A particularly thorny issue is the problem of feeding results back to individuals who decide to participate in a population biobank. It is an issue that has been a contested and complex one to resolve (Wolf et al. Reference Wolf, Branum, Koenig, Petersen, Berry, Beskow, Daly, Fernandez, Green and LeRoy2015).
With regard to the future of population biobanks, my hope is that they will become fully integrated in the public health system and eventually in clinical practice as infrastructures generating knowledge that contributes to assessing health outcomes.

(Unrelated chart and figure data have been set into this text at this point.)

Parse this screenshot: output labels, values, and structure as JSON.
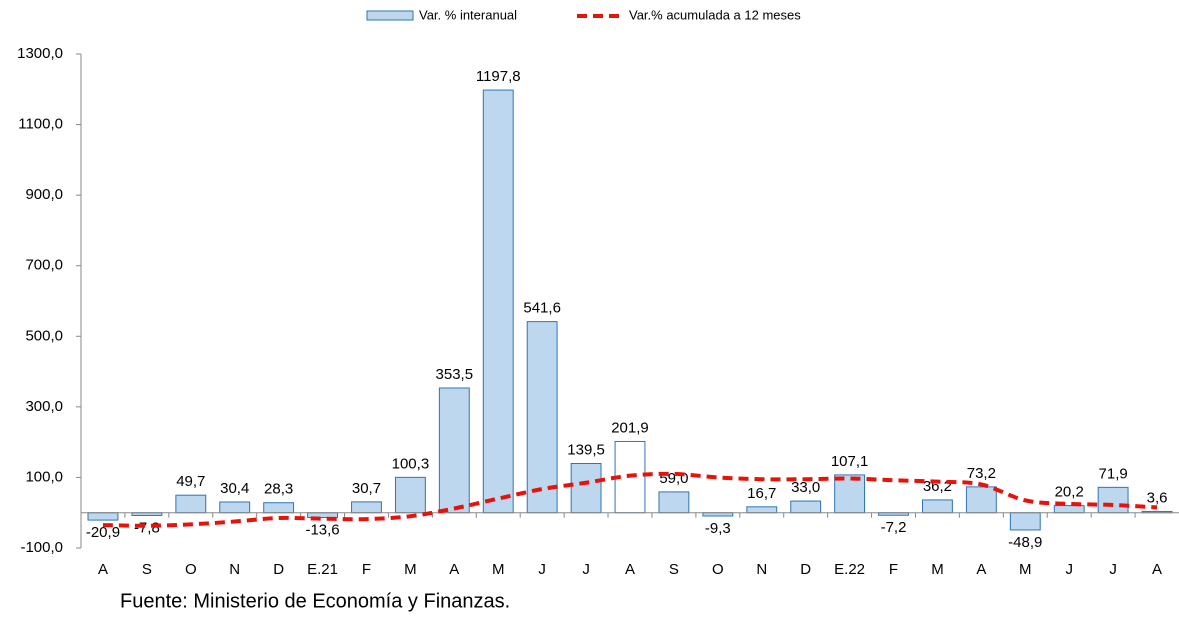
{
  "chart_data": {
    "type": "bar-line",
    "categories": [
      "A",
      "S",
      "O",
      "N",
      "D",
      "E.21",
      "F",
      "M",
      "A",
      "M",
      "J",
      "J",
      "A",
      "S",
      "O",
      "N",
      "D",
      "E.22",
      "F",
      "M",
      "A",
      "M",
      "J",
      "J",
      "A"
    ],
    "series": [
      {
        "name": "Var. % interanual",
        "type": "bar",
        "color": "#bdd7ee",
        "edge_color": "#2e75b6",
        "colors": [
          "#bdd7ee",
          "#bdd7ee",
          "#bdd7ee",
          "#bdd7ee",
          "#bdd7ee",
          "#bdd7ee",
          "#bdd7ee",
          "#bdd7ee",
          "#bdd7ee",
          "#bdd7ee",
          "#bdd7ee",
          "#bdd7ee",
          "#ffffff",
          "#bdd7ee",
          "#bdd7ee",
          "#bdd7ee",
          "#bdd7ee",
          "#bdd7ee",
          "#bdd7ee",
          "#bdd7ee",
          "#bdd7ee",
          "#bdd7ee",
          "#bdd7ee",
          "#bdd7ee",
          "#bdd7ee"
        ],
        "values": [
          -20.9,
          -7.8,
          49.7,
          30.4,
          28.3,
          -13.6,
          30.7,
          100.3,
          353.5,
          1197.8,
          541.6,
          139.5,
          201.9,
          59.0,
          -9.3,
          16.7,
          33.0,
          107.1,
          -7.2,
          36.2,
          73.2,
          -48.9,
          20.2,
          71.9,
          3.6
        ],
        "value_labels": [
          "-20,9",
          "-7,8",
          "49,7",
          "30,4",
          "28,3",
          "-13,6",
          "30,7",
          "100,3",
          "353,5",
          "1197,8",
          "541,6",
          "139,5",
          "201,9",
          "59,0",
          "-9,3",
          "16,7",
          "33,0",
          "107,1",
          "-7,2",
          "36,2",
          "73,2",
          "-48,9",
          "20,2",
          "71,9",
          "3,6"
        ]
      },
      {
        "name": "Var.% acumulada a 12 meses",
        "type": "line",
        "color": "#e8120c",
        "dashed": true,
        "values": [
          -35,
          -37,
          -33,
          -25,
          -15,
          -17,
          -18,
          -10,
          12,
          40,
          67,
          85,
          105,
          110,
          100,
          95,
          95,
          97,
          92,
          88,
          80,
          35,
          25,
          22,
          15
        ]
      }
    ],
    "ylim": [
      -100,
      1300
    ],
    "yticks": [
      {
        "value": -100,
        "label": "-100,0"
      },
      {
        "value": 100,
        "label": "100,0"
      },
      {
        "value": 300,
        "label": "300,0"
      },
      {
        "value": 500,
        "label": "500,0"
      },
      {
        "value": 700,
        "label": "700,0"
      },
      {
        "value": 900,
        "label": "900,0"
      },
      {
        "value": 1100,
        "label": "1100,0"
      },
      {
        "value": 1300,
        "label": "1300,0"
      }
    ],
    "source": "Fuente: Ministerio de Economía y Finanzas."
  }
}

With the practice of medicine becoming more “personalized” (Davies Reference Davies2015), clinicians will increasingly incorporate biobank-generated data into the analysis of a patient’s health record. This will close the benefits loop, enhance the collective value of this commons, and reinforce patients’ willingness to consent to their tissue and data being stored and used in biobanking. Furthermore, genomics knowledge produced by biobanks will be part, hopefully, of everyday medicine in which patients are treated based on a layered approach to disease (not a full personalized one), driven by an integrated analysis of genotype and phenotype data. Funding will be ensured by the recognition of biobanks as pillars of the public health system. Data will be increasingly shared across borders with members obtaining access based on the promise to respect the terms of agreement of the genomics consortia that make the data available to the community of scientists and clinicians. This way, biobanking will truly spread its wings and achieve its potential as a knowledge commons.
Overall, the case study of biobanking governance reinforces the merits of the framework proposed by Frischmann et al. (Reference Frischmann, Madison and Strandburg2014a: 470) and its usefulness in capturing “the complexity of the interplay among characteristics of particular resources; various communities and groups; and the social, political, economic, and institutional attributes of governance.” Biobanking struggled to become a resource with an identity connected to but distinct from traditional biomedical research with human subjects. Its role is, to some extent, still contested and debated as part of the persistent fixation on research subjects’ risk and ethics review practices that are not attuned to data-intensive science. A challenge for the future is to overcome one of the weaknesses of the current biobanking governance system, that is, the mid-level governance gap or “authority vacuum,” as argued by Jerry Menikoff (Reference Menikoff2010), the director of the US federal government’s Office for Human Research Protections, and developed in the context of biobanks by Dove et al. (Reference Dove, Knoppers and Zawati2014). Resource governance arrangements must be developed to connect local governance levels with national and international policies. This governance gap is slowing down biobanking growth and eventually could hinder this resource from expressing its full potential as a knowledge commons.